Reporting of the review
The study will be presented according to the 2009 Preferred Reporting Items for Systematic Reviews and Meta-Analyses (PRISMA) guidelines for reporting systematic reviews and meta-analyses. The study selection process will be summarised using flow diagrams. Tables will be used to summarise quantitative data from individual studies as well as the systematic review. Qualitative data such as assessment of risk of bias and strength of evidence will be described in text.
To the best of our knowledge, this will be the first comprehensive and systematised description of AEFI associated with wP. Many countries exclusively use aP as they have long since concluded that wP is unsafe for use due to an observed high incidence of AEFI associated with its administration.7 It is imperative to create a more in-depth understanding of AEFI associated with wP if the combination pertussis vaccine approach is going to be considered for adoption in countries where the burden of pertussis remains high.
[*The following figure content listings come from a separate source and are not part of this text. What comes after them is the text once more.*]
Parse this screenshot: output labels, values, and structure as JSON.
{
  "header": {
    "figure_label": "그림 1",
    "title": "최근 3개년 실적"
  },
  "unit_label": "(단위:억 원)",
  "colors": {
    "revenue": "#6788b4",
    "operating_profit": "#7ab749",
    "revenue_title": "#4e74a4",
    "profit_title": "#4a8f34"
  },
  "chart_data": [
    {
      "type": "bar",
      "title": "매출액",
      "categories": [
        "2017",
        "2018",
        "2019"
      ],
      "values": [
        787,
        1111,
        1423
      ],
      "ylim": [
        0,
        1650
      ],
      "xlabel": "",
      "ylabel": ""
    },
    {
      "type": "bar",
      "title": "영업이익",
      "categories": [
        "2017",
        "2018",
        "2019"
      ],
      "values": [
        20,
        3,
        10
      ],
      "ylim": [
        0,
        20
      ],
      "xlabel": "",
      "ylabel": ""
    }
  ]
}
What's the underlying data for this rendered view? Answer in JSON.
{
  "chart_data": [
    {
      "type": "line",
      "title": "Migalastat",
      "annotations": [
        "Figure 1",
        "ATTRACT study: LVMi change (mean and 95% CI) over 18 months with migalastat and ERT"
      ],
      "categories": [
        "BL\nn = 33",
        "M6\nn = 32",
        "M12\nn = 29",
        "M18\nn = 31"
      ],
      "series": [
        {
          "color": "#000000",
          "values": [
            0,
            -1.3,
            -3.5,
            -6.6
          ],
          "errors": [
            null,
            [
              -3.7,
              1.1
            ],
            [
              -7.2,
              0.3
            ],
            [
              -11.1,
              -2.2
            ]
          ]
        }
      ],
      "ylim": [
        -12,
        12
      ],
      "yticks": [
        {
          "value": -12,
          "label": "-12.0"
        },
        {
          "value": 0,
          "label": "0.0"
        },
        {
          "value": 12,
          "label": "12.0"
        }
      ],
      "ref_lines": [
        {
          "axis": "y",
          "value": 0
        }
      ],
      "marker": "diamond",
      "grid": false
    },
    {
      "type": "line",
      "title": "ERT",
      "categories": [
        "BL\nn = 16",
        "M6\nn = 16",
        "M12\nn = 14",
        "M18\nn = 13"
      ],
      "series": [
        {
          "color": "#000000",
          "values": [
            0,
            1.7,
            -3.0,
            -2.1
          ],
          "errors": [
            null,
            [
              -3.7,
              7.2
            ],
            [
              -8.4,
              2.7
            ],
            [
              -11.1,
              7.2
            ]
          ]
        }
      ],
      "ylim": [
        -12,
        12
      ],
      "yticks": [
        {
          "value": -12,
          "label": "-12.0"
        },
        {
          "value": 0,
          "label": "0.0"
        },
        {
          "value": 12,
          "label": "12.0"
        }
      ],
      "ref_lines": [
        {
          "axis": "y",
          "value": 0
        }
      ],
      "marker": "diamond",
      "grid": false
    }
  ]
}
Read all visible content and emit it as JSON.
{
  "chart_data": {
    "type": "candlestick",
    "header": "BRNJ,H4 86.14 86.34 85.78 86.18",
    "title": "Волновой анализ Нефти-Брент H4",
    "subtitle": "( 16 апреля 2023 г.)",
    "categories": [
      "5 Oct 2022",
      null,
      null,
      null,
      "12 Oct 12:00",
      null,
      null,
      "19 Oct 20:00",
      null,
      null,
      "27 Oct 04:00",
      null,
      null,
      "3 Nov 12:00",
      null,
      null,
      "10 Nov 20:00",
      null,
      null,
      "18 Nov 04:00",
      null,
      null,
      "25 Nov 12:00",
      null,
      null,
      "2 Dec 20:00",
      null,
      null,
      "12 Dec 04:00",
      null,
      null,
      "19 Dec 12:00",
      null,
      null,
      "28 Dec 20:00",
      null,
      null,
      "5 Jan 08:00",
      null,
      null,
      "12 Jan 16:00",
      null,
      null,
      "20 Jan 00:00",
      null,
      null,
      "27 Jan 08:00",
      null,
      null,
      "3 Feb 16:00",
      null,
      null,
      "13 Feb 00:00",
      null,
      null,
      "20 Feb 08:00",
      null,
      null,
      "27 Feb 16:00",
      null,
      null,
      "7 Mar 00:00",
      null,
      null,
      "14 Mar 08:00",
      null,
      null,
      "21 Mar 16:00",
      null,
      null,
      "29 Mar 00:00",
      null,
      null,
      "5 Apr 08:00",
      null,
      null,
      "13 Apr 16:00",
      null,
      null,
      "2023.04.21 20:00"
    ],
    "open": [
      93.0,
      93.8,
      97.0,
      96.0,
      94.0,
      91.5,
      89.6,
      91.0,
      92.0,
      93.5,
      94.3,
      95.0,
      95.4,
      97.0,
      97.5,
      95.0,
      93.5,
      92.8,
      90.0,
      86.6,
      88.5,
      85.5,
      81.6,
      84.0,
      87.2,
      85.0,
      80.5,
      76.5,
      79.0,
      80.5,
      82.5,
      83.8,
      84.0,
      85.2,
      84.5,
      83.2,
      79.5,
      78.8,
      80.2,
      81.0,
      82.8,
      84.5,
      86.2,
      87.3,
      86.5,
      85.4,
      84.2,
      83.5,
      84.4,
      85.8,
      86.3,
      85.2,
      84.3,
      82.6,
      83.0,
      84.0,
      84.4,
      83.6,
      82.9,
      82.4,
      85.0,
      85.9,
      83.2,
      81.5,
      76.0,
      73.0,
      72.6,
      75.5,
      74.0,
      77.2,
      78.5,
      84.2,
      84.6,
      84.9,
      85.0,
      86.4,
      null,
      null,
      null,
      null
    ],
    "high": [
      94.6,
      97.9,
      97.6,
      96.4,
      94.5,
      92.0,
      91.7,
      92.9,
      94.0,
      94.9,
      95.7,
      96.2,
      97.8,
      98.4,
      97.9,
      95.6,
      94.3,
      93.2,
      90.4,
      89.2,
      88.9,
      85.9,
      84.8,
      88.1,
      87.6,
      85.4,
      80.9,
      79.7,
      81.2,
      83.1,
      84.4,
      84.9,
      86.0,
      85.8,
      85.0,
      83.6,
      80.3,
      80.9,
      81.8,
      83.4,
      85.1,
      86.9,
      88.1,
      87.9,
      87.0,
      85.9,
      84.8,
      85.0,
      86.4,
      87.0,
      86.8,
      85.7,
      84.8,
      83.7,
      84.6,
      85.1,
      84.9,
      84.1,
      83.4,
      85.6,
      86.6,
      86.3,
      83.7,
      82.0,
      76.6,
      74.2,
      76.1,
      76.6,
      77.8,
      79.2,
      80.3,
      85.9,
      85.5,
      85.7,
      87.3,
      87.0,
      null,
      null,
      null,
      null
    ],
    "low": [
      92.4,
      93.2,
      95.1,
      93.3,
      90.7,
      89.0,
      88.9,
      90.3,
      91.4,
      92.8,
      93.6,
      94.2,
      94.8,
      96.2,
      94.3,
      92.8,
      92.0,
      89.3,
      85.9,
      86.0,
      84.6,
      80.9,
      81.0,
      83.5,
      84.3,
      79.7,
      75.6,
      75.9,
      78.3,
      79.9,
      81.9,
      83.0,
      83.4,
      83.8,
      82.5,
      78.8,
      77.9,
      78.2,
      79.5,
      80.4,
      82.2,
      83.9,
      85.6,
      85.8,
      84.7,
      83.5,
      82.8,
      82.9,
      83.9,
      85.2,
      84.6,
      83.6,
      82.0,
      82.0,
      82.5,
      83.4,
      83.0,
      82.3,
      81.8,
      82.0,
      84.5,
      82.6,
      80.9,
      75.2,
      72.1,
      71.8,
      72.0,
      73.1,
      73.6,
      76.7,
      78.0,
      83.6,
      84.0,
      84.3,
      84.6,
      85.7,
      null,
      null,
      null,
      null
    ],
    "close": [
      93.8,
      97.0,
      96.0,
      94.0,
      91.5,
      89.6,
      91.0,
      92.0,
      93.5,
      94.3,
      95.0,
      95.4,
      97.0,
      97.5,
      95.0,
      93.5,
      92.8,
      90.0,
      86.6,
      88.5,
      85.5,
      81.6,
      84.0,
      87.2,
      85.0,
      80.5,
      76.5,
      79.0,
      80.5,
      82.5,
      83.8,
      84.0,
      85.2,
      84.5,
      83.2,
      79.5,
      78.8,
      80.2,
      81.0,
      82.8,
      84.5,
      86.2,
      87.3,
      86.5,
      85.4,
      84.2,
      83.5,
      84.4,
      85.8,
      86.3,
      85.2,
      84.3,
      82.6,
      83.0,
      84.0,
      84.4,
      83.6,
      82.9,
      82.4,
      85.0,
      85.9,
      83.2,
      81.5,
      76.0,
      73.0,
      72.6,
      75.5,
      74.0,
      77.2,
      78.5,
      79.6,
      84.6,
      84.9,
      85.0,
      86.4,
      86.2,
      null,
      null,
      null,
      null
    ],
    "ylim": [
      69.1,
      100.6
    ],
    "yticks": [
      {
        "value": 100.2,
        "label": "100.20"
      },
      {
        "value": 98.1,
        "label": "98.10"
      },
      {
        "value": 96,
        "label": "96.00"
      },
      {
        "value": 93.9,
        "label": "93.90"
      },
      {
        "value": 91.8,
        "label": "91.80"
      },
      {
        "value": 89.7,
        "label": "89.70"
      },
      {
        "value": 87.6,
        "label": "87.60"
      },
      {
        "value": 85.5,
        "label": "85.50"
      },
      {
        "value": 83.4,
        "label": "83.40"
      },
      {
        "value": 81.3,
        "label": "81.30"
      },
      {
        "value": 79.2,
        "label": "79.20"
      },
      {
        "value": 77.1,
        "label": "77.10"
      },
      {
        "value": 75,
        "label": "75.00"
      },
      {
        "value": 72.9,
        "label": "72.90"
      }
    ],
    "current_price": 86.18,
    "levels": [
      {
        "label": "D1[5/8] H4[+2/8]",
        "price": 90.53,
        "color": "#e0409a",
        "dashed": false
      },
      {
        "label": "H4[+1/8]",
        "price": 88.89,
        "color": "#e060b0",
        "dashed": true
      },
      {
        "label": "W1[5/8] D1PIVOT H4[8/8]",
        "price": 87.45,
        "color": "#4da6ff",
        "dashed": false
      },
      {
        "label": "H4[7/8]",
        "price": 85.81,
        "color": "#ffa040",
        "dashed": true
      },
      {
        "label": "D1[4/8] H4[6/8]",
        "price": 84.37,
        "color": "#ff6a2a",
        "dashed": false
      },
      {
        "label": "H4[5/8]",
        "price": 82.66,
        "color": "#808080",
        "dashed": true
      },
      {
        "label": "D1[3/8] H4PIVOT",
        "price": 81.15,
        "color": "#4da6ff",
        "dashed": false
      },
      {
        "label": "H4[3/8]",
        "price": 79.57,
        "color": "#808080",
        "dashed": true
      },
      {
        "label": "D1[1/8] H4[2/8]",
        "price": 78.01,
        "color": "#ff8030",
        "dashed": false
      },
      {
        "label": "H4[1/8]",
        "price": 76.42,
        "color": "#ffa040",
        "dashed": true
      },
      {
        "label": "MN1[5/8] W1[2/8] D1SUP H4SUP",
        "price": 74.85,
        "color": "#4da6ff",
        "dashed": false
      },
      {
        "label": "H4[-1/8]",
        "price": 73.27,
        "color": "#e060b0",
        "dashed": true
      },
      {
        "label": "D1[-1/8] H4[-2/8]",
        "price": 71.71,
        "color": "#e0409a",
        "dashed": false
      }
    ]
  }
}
It is clear that new and effective pertussis control strategies are required as the incidence of pertussis continues to rise even in the face of high vaccination rates.10 The combination vaccine strategy currently under consideration poses great promise in reducing the incidence of the disease; however, safety concerns are the key limitation to this strategy. It is critical, therefore, that a detailed description of the AEFI associated with wP be carried out. This systematic review study will provide the necessary description of AEFI associated with wP and may be used as guidance for vaccination policymakers who may consider adopting the prime-boost combination vaccine strategy in order to gain better control of pertussis.
Our study results will be reported according to PRISMA guidelines. As described in the methods section, our search for relevant studies from several databases will be comprehensive and exhaustive. Lack of standardised criteria in reporting AEFI across studies as well as routine combination of the wP vaccine with other vaccines, which leaves it impossible to decipher AEFI specifically associated with wP from other vaccines are the study limitations. To mitigate these limitations, we will only include studies that have defined AEFI as stated in our study methods. Since AEFI for other vaccines combined with pertussis vaccines are well documented, we will consider AEFI beyond the documented AEFI to be associated with the pertussis vaccines in this review. These limitations will be addressed in the discussion section of the review and will be taken into consideration when recommending the weighting of the study's results in the decision-making of vaccination policymakers.
Contributors RM, BMK and GDH conceived this study. JP developed the study protocol and will implement the systematic review under the supervision of RM and BMK. JP will provide the statistical analysis plan of the study and will conduct the data analysis. JP and RM will perform the study search, screening and extraction of data while BMK, MG and GDH will review the work. JP wrote the first manuscript draft and all authors gave input to the final draft of the protocol.
Funding This research received no specific grant from any funding agency in the public, commercial or not-for-profit sectors. The Vaccines for Africa Initiative (VACFA) has funded the costs associated with the research and dissemination of the results, including publications.
Competing interests None declared.
Provenance and peer review Not commissioned; externally peer reviewed.
Data sharing statement All unpublished data will be made available at request. The first author, JP, should be contacted for unpublished data requests.